How much does DDoS mitigation cost?
It depends on the model. Cloud scrubbing typically bills per Gbps of mitigated traffic, so cost scales with attack size. On-premise mitigation is a one-time deployment plus licensing and support tiers, with no per-Gbps fee — predictable regardless of how large an attack gets.
What’s the difference between DDoS detection and mitigation?
Detection is identifying that an attack is happening — profiling traffic and raising an alert in seconds. Mitigation is acting on it — dropping or rate-limiting the malicious traffic via BGP FlowSpec, RTBH or scrubbing. A complete service does both automatically, so detection immediately triggers mitigation.
Is on-premise or cloud DDoS mitigation better?

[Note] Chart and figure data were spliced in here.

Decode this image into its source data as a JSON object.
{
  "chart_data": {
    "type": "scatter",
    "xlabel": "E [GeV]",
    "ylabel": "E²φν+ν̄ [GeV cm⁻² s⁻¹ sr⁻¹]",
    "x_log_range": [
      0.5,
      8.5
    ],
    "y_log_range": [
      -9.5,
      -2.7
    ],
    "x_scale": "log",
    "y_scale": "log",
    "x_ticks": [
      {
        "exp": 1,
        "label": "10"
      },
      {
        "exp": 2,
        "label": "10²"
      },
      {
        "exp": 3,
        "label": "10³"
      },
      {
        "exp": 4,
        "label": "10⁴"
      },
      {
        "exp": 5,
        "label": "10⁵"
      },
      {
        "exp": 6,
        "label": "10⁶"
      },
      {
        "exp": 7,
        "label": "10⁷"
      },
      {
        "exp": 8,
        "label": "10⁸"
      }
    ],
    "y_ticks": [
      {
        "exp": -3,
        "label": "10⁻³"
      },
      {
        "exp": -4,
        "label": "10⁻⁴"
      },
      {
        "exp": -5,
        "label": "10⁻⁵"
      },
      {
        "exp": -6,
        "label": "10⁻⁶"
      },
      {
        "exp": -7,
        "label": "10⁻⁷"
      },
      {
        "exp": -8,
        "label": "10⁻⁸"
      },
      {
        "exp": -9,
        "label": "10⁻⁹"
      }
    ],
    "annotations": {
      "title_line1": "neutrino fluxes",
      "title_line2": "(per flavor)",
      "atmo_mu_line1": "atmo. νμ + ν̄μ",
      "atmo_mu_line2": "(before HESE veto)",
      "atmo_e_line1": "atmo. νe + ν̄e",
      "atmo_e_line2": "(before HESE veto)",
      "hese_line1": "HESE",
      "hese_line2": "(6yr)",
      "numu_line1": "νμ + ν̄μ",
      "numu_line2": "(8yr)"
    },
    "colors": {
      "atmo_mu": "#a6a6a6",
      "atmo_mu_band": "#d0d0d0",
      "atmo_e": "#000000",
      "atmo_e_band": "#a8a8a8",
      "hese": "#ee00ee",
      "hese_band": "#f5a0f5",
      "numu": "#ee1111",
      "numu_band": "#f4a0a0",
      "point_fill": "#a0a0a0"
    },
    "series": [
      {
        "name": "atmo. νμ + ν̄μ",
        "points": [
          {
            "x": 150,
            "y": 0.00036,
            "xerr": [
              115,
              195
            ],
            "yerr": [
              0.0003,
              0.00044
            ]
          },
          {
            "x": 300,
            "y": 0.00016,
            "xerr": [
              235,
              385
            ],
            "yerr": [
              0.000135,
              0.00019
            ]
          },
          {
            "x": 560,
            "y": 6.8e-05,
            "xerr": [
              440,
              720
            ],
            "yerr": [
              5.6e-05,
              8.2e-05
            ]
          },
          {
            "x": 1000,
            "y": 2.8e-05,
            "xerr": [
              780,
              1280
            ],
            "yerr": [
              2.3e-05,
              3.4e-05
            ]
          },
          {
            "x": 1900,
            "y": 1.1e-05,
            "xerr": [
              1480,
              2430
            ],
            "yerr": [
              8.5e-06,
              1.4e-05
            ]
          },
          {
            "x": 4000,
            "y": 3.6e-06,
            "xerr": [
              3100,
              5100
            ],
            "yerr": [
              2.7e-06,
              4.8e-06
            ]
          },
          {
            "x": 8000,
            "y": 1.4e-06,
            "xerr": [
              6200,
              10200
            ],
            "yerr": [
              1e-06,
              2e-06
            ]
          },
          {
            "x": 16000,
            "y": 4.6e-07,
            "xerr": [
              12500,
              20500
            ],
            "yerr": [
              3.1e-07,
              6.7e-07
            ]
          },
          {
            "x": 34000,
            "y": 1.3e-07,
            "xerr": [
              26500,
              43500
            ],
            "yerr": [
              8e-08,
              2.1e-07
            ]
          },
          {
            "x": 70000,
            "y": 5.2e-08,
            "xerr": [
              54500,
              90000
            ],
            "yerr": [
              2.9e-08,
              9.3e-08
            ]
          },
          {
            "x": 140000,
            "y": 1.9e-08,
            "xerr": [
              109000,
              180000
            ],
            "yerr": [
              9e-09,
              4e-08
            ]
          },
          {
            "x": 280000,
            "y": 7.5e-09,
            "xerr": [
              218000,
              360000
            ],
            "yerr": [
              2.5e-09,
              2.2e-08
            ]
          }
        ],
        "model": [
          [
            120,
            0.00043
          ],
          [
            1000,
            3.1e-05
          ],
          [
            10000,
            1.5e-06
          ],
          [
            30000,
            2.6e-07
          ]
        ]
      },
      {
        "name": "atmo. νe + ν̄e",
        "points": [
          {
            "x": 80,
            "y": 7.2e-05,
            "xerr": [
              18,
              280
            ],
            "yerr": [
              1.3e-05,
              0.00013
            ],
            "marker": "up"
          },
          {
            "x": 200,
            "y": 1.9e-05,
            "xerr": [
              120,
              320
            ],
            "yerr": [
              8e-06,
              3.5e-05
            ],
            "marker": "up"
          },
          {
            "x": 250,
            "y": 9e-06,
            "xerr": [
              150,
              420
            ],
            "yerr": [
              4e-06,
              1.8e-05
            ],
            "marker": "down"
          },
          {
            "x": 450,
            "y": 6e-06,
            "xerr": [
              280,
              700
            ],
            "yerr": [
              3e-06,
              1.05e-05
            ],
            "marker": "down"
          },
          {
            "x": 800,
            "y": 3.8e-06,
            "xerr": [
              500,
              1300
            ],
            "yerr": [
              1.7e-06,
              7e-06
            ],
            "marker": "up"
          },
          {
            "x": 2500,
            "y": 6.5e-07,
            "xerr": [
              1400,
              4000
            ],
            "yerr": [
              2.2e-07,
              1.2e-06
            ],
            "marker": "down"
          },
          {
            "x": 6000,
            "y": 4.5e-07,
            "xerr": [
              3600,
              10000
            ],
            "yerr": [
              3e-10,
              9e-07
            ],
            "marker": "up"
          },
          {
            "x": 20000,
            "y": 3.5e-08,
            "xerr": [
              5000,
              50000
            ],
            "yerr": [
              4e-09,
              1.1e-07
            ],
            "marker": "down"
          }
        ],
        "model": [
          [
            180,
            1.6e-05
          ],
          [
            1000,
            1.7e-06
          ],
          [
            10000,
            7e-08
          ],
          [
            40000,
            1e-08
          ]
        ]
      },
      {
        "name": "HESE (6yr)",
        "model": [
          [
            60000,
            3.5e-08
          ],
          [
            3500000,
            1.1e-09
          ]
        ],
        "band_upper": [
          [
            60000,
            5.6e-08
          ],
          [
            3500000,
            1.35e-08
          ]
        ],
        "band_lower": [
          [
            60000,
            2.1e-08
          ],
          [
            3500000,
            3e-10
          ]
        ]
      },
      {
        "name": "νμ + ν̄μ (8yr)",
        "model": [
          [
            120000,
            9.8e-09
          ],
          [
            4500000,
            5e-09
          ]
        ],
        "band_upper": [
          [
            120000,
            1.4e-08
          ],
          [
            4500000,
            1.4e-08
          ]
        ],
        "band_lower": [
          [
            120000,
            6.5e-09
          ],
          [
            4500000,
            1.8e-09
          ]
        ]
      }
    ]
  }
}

On-premise mitigation reacts faster and keeps your traffic and data in-network, which suits ISPs, telecoms and data centers that carry their own traffic. Cloud scrubbing absorbs very large floods but adds latency and per-Gbps cost. Many operators run on-premise filtering first with cloud scrubbing as a fallback.
Can a DDoS mitigation service stop every attack?
No honest service claims to. Mitigation is bounded by your uplink capacity — you can’t filter more than the link carries — and some randomized or adaptive floods resist granular rules. A good provider filters what it can on-network and escalates volume beyond the pipe to an external scrubbing center.